The columns in the middle of the Canyon are actually easy to access
Now about compositions; this is probably one of the most photographed places in Iceland in the last few years and we have all seen the classic shot of someone standing alone on the columns wearing a yellow or red raincoat.
Next to the raincoat people shots, the other classic compositions are from inside the Canyon, in between the two rows of basalt columns. Space here is limited and keep in mind there’s water with a strong current on one side.
If you are doing this for photography it’s a bit tricky to get the right light. The reason why I think it’s a location for a cloudy day, mostly. However, my idea was to be here to catch the light entering the Canyon, in the late afternoon. That proved a bit hard to manage even bracketing the exposure. The diffused glow was a bit too much and took all the details in the clouds away.
Lastly, Assuming you comply with local regulations you can fly a drone here – be careful though, as there will likely be quite a few others around. I bet you can get some pretty incredible footage and shots.

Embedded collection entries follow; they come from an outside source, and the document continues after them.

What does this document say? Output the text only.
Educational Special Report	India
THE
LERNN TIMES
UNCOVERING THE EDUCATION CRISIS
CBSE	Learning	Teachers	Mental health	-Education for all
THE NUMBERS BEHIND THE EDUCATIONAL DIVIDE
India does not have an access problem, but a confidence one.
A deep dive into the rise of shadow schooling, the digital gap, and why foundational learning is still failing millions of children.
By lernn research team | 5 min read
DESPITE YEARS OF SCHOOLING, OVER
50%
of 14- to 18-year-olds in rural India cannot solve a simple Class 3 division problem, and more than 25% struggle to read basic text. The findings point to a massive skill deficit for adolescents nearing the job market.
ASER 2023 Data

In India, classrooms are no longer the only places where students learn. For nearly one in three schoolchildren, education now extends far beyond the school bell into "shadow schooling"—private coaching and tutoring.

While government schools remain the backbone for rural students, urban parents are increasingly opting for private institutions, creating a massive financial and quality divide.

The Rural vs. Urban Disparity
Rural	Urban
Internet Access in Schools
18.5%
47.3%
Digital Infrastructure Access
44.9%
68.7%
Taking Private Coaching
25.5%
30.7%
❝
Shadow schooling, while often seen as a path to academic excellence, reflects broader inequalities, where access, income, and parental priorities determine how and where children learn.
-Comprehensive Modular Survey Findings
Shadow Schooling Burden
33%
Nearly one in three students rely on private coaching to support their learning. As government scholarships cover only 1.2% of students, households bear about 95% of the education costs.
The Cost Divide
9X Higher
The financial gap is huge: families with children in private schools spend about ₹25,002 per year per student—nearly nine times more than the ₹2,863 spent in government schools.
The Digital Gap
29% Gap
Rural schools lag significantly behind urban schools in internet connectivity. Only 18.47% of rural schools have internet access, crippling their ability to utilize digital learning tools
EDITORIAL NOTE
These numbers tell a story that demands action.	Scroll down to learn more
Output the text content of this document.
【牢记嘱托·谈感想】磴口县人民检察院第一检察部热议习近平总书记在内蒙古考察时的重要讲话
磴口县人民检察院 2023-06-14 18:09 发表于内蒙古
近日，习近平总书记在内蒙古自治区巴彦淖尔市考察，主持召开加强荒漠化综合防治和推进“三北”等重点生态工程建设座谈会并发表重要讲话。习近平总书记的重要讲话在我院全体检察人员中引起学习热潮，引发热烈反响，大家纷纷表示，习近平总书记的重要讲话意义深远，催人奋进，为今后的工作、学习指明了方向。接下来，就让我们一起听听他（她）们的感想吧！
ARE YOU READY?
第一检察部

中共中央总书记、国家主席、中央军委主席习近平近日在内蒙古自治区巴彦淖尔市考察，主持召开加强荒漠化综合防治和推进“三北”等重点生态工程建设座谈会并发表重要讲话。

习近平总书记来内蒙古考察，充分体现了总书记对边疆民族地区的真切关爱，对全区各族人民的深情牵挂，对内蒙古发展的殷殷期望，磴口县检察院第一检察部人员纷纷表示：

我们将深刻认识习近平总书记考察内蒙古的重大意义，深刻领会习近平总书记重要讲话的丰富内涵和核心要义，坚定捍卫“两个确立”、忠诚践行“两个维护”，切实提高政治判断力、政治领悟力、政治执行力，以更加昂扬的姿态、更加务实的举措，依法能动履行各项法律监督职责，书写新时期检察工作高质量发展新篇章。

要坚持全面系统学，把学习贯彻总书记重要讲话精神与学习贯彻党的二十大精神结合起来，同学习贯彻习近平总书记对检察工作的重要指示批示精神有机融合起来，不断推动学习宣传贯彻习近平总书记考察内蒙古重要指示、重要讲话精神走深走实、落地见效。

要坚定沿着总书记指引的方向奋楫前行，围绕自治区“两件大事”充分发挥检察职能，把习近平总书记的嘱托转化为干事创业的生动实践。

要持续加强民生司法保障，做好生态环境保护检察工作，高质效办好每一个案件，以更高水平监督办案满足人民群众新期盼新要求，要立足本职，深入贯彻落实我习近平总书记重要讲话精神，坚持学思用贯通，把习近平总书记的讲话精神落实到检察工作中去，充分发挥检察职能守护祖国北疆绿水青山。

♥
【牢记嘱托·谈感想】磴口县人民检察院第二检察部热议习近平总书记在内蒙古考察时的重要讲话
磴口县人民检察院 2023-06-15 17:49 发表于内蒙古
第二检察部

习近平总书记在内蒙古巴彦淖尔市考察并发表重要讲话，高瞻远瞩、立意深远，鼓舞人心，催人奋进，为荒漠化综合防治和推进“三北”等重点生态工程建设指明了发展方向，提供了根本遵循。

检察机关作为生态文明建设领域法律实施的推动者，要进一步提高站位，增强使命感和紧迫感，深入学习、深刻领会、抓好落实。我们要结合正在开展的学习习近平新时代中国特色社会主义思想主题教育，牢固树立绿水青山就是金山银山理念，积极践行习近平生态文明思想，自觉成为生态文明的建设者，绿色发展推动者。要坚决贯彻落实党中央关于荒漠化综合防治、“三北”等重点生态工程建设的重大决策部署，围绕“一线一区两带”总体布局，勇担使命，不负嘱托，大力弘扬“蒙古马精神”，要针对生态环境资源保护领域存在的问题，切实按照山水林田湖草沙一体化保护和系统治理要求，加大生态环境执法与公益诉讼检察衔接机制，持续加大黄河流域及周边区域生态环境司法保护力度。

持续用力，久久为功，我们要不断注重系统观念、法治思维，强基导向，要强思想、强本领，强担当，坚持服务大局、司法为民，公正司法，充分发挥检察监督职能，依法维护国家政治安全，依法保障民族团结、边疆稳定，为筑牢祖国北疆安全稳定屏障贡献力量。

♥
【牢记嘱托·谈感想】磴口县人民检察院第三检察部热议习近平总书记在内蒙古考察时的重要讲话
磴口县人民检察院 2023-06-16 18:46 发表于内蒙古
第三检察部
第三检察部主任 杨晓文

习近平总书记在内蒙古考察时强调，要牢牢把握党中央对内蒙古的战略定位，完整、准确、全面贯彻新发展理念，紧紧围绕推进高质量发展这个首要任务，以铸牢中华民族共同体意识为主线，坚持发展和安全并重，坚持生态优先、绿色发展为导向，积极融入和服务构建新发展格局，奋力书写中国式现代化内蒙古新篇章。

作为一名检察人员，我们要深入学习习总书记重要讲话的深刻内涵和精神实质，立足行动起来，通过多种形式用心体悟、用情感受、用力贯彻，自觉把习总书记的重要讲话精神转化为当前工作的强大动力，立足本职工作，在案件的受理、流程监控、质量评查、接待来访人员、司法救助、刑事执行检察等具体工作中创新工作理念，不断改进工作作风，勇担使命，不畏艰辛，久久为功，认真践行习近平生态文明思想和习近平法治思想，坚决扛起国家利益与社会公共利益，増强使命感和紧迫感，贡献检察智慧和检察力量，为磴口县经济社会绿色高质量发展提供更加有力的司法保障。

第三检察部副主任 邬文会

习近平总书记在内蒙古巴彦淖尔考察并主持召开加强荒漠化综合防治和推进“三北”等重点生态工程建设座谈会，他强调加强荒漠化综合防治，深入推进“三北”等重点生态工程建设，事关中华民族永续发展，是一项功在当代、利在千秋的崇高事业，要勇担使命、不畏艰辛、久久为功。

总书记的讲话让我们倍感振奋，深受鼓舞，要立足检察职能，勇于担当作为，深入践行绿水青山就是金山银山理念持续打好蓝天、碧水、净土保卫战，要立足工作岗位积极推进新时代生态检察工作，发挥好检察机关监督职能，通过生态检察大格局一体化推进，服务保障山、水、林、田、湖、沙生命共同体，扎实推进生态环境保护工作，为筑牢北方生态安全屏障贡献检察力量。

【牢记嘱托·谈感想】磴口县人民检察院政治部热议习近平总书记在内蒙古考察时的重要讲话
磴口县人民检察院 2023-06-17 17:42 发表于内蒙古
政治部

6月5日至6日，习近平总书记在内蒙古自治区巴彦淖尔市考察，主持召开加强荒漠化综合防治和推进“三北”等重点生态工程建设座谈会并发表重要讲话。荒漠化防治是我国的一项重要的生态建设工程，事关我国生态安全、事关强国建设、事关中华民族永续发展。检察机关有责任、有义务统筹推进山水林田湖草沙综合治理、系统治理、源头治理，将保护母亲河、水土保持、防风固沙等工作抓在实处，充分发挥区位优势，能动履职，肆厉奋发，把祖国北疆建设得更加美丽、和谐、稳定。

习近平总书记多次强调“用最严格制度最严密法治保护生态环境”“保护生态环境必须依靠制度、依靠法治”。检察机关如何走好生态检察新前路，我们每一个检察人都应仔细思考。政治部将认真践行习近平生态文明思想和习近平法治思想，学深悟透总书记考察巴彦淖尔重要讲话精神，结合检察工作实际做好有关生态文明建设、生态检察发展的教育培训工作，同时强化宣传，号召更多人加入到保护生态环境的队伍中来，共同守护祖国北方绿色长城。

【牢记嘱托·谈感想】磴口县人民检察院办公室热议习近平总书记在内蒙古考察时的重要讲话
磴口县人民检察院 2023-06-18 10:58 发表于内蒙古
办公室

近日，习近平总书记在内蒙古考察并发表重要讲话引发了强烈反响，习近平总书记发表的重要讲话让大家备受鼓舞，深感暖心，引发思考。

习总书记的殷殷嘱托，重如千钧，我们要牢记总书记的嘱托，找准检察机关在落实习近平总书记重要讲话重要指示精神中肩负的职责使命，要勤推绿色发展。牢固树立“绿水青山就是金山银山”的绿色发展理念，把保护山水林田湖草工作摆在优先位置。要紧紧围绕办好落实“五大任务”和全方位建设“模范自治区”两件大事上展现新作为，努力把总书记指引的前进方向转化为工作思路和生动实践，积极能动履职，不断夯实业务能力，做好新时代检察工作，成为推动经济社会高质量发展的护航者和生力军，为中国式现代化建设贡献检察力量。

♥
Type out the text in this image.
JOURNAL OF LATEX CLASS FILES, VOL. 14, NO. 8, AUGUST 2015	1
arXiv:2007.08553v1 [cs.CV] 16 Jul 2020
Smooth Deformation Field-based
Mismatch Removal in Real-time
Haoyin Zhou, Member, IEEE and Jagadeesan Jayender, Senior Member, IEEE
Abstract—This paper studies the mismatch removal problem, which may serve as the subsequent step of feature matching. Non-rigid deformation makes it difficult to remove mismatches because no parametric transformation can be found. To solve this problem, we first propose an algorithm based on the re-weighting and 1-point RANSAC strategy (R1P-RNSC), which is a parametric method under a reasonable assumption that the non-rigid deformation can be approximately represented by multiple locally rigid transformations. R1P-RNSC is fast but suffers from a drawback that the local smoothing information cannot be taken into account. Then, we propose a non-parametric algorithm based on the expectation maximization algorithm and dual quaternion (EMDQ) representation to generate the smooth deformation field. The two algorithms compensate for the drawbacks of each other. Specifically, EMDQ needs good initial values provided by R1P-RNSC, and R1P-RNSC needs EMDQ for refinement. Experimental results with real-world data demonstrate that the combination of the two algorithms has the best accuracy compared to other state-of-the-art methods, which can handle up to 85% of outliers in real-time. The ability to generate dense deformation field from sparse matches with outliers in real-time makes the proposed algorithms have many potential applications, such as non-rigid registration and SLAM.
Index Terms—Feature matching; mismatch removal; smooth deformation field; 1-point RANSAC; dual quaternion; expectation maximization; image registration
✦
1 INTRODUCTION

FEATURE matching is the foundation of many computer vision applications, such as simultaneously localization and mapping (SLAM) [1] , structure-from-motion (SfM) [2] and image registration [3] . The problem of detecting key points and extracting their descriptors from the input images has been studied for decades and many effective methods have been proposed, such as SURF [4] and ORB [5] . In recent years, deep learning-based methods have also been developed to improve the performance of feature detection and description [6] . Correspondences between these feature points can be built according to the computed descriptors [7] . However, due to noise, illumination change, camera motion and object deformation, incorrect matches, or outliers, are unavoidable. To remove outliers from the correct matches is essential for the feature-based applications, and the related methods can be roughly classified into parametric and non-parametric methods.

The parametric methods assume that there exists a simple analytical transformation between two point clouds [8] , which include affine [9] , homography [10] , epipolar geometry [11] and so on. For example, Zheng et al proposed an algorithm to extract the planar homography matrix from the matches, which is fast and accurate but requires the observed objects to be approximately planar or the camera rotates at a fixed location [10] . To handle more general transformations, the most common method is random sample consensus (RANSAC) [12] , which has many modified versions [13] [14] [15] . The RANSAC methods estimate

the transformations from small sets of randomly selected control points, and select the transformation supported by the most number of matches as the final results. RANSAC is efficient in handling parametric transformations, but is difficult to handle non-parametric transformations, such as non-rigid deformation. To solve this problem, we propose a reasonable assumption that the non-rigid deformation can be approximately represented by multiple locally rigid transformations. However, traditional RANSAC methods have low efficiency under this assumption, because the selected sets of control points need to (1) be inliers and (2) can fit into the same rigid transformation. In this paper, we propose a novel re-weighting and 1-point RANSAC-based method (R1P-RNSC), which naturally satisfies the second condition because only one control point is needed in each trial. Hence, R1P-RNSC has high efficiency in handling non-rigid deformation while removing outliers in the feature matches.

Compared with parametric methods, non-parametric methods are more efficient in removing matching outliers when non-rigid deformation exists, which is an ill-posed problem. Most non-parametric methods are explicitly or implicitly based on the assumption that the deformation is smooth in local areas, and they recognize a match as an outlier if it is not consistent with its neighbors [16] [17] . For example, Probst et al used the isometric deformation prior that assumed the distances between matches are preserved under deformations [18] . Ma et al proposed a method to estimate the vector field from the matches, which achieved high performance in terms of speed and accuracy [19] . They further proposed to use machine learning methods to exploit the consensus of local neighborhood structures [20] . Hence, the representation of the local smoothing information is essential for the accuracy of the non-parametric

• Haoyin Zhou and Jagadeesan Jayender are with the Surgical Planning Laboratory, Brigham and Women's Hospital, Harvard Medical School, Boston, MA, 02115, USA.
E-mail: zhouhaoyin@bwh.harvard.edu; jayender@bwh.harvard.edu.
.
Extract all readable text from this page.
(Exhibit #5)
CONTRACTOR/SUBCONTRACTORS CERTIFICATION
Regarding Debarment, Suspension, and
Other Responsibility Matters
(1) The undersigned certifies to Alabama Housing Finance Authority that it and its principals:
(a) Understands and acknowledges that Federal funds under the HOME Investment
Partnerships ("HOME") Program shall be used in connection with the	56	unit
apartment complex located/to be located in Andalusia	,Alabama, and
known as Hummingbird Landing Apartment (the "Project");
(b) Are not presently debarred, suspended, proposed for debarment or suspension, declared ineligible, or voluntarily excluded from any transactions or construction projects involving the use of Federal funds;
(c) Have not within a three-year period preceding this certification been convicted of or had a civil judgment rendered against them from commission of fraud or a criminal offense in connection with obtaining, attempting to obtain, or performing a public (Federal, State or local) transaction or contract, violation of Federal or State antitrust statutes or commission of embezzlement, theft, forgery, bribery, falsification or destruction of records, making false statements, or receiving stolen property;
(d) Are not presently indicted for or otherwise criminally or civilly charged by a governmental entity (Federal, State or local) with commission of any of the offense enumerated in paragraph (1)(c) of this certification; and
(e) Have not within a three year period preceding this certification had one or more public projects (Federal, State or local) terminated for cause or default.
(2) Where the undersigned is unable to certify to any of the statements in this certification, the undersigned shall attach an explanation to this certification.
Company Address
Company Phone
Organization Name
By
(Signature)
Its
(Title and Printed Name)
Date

Studlafoss, an often overlooked beautiful waterfall
One great bonus this location has is a waterfall: Stuðlafoss. Located right after the second parking area on the west side, Stuðlafoss. It’s a beautiful waterfall framed by basalt columns. Most of the passers-by at this location somehow did not even glance at it, but I’d recommend at least a quick stop.
Where to stay
If you have a van, you may stay at the parking/camping area (paid) on the West side – it also has some basic facilities like a sink and (paid) toilets. So yes, you would have to pay both for the stay and the toilets separately.
There also are a couple of guesthouses or huts in the area like the Studlagil Canyon Country Home. Staying here would make if you are planning to catch the sunset or the northern lights, for example.
Other than that, there is not much in the immediate vicinity so in most cases, it makes sense to just visit as a stop in your itinerary.